And he added with dignity:—
“There are three of us.”
And seeing that the baker, after scrutinizing the three customers, had taken down a black loaf, he thrust his finger far up his nose with an inhalation as imperious as though he had had a pinch of the great Frederick’s snuff on the tip of his thumb, and hurled this indignant apostrophe full in the baker’s face:—
“Keksekça?”
Those of our readers who might be tempted to espy in this interpellation of Gavroche’s to the baker a Russian or a Polish word, or one of those savage cries which the Yoways and the Botocudos hurl at each other from bank to bank of a river, athwart the solitudes, are warned that it is a word which they [our readers] utter every day, and which takes the place of the phrase: “Qu’est-ce que c’est que cela?” The baker understood perfectly, and replied:—
“Well! It’s bread, and very good bread of the second quality.”

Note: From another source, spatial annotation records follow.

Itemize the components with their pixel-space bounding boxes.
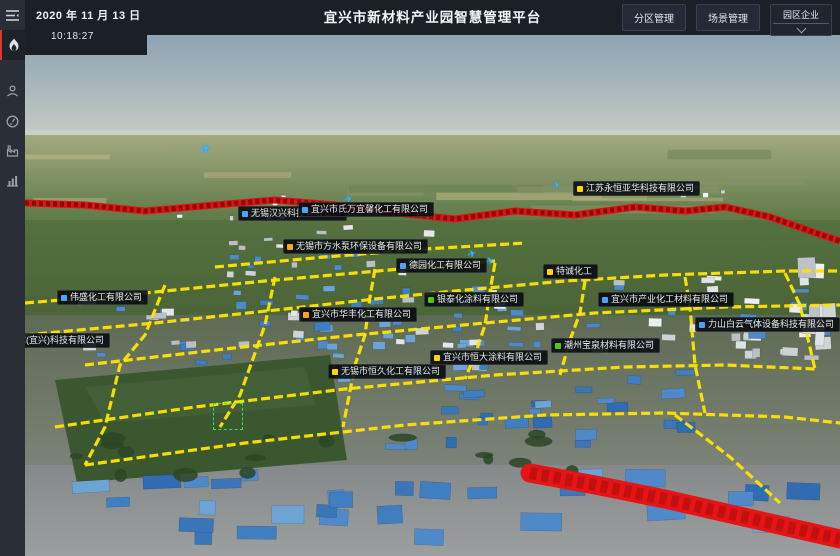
company-name: 伟盛化工有限公司 xyxy=(70,292,142,303)
selection-box xyxy=(213,403,243,430)
company-label[interactable]: 宜兴市产业化工材料有限公司 xyxy=(598,292,734,307)
company-name: 银泰化涂料有限公司 xyxy=(437,294,518,305)
sidebar-item-fire-monitor[interactable] xyxy=(0,30,25,60)
flame-icon xyxy=(8,38,20,52)
header-controls: 分区管理场景管理 园区企业 xyxy=(622,4,832,36)
sidebar-item-statistics[interactable] xyxy=(0,166,25,196)
sidebar-item-energy-meter[interactable] xyxy=(0,106,25,136)
company-marker-icon xyxy=(428,297,434,303)
company-label[interactable]: 江苏永恒亚华科技有限公司 xyxy=(573,181,700,196)
company-name: 江苏永恒亚华科技有限公司 xyxy=(586,183,694,194)
date-label: 2020 年 11 月 13 日 xyxy=(36,7,147,23)
plane-marker[interactable]: ✈ xyxy=(198,141,212,157)
company-label[interactable]: 德园化工有限公司 xyxy=(396,258,487,273)
company-marker-icon xyxy=(434,355,440,361)
company-name: 宜兴市产业化工材料有限公司 xyxy=(611,294,728,305)
dropdown-label: 园区企业 xyxy=(771,5,831,23)
plane-marker[interactable]: ✈ xyxy=(552,180,562,191)
company-marker-icon xyxy=(547,269,553,275)
company-label[interactable]: 特诚化工 xyxy=(543,264,598,279)
sidebar-item-menu[interactable] xyxy=(0,0,25,30)
company-marker-icon xyxy=(577,186,583,192)
company-name: 宜兴市氏万宜馨化工有限公司 xyxy=(311,204,428,215)
sidebar-item-personnel[interactable] xyxy=(0,76,25,106)
app-window: 宜兴市新材料产业园智慧管理平台 分区管理场景管理 园区企业 2020 年 11 … xyxy=(0,0,840,556)
scene-management-button[interactable]: 场景管理 xyxy=(696,4,760,31)
map-overlay-layer: 伟盛化工有限公司威尔(宜兴)科技有限公司无锡汉兴科技有限公司宜兴市氏万宜馨化工有… xyxy=(25,35,840,556)
company-name: 无锡市恒久化工有限公司 xyxy=(341,366,440,377)
sidebar-item-enterprise[interactable] xyxy=(0,136,25,166)
zone-management-button[interactable]: 分区管理 xyxy=(622,4,686,31)
company-label[interactable]: 潮州宝泉材料有限公司 xyxy=(551,338,660,353)
company-label[interactable]: 伟盛化工有限公司 xyxy=(57,290,148,305)
company-marker-icon xyxy=(61,295,67,301)
company-label[interactable]: 无锡市方水泵环保设备有限公司 xyxy=(283,239,428,254)
company-marker-icon xyxy=(332,369,338,375)
header-bar: 宜兴市新材料产业园智慧管理平台 分区管理场景管理 园区企业 xyxy=(25,0,840,35)
company-marker-icon xyxy=(302,207,308,213)
bar-chart-icon xyxy=(6,175,19,187)
datetime-panel: 2020 年 11 月 13 日 10:18:27 xyxy=(25,0,147,55)
time-label: 10:18:27 xyxy=(51,31,147,42)
company-label[interactable]: 力山白云气体设备科技有限公司 xyxy=(695,317,840,332)
chevron-down-icon[interactable] xyxy=(771,24,831,35)
company-name: 无锡市方水泵环保设备有限公司 xyxy=(296,241,422,252)
company-label[interactable]: 无锡市恒久化工有限公司 xyxy=(328,364,446,379)
company-name: 威尔(宜兴)科技有限公司 xyxy=(25,335,104,346)
company-marker-icon xyxy=(400,263,406,269)
factory-icon xyxy=(6,145,19,157)
company-label[interactable]: 宜兴市华丰化工有限公司 xyxy=(299,307,417,322)
company-marker-icon xyxy=(242,211,248,217)
park-enterprise-dropdown[interactable]: 园区企业 xyxy=(770,4,832,36)
company-name: 宜兴市恒大涂料有限公司 xyxy=(443,352,542,363)
sidebar xyxy=(0,0,25,556)
company-name: 潮州宝泉材料有限公司 xyxy=(564,340,654,351)
company-label[interactable]: 威尔(宜兴)科技有限公司 xyxy=(25,333,110,348)
company-name: 特诚化工 xyxy=(556,266,592,277)
company-label[interactable]: 宜兴市恒大涂料有限公司 xyxy=(430,350,548,365)
gauge-icon xyxy=(6,115,19,128)
company-marker-icon xyxy=(287,244,293,250)
menu-icon xyxy=(5,9,20,22)
company-name: 德园化工有限公司 xyxy=(409,260,481,271)
company-marker-icon xyxy=(602,297,608,303)
company-name: 宜兴市华丰化工有限公司 xyxy=(312,309,411,320)
person-icon xyxy=(6,85,19,97)
map-3d-view[interactable]: 伟盛化工有限公司威尔(宜兴)科技有限公司无锡汉兴科技有限公司宜兴市氏万宜馨化工有… xyxy=(25,35,840,556)
company-marker-icon xyxy=(555,343,561,349)
company-label[interactable]: 银泰化涂料有限公司 xyxy=(424,292,524,307)
company-marker-icon xyxy=(699,322,705,328)
company-label[interactable]: 宜兴市氏万宜馨化工有限公司 xyxy=(298,202,434,217)
company-name: 力山白云气体设备科技有限公司 xyxy=(708,319,834,330)
company-marker-icon xyxy=(303,312,309,318)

“You mean larton brutal [black bread]!” retorted Gavroche, calmly and coldly disdainful. “White bread, boy! white bread [larton savonné]! I’m standing treat.”
The baker could not repress a smile, and as he cut the white bread he surveyed them in a compassionate way which shocked Gavroche.
“Come, now, baker’s boy!” said he, “what are you taking our measure like that for?”
All three of them placed end to end would have hardly made a measure.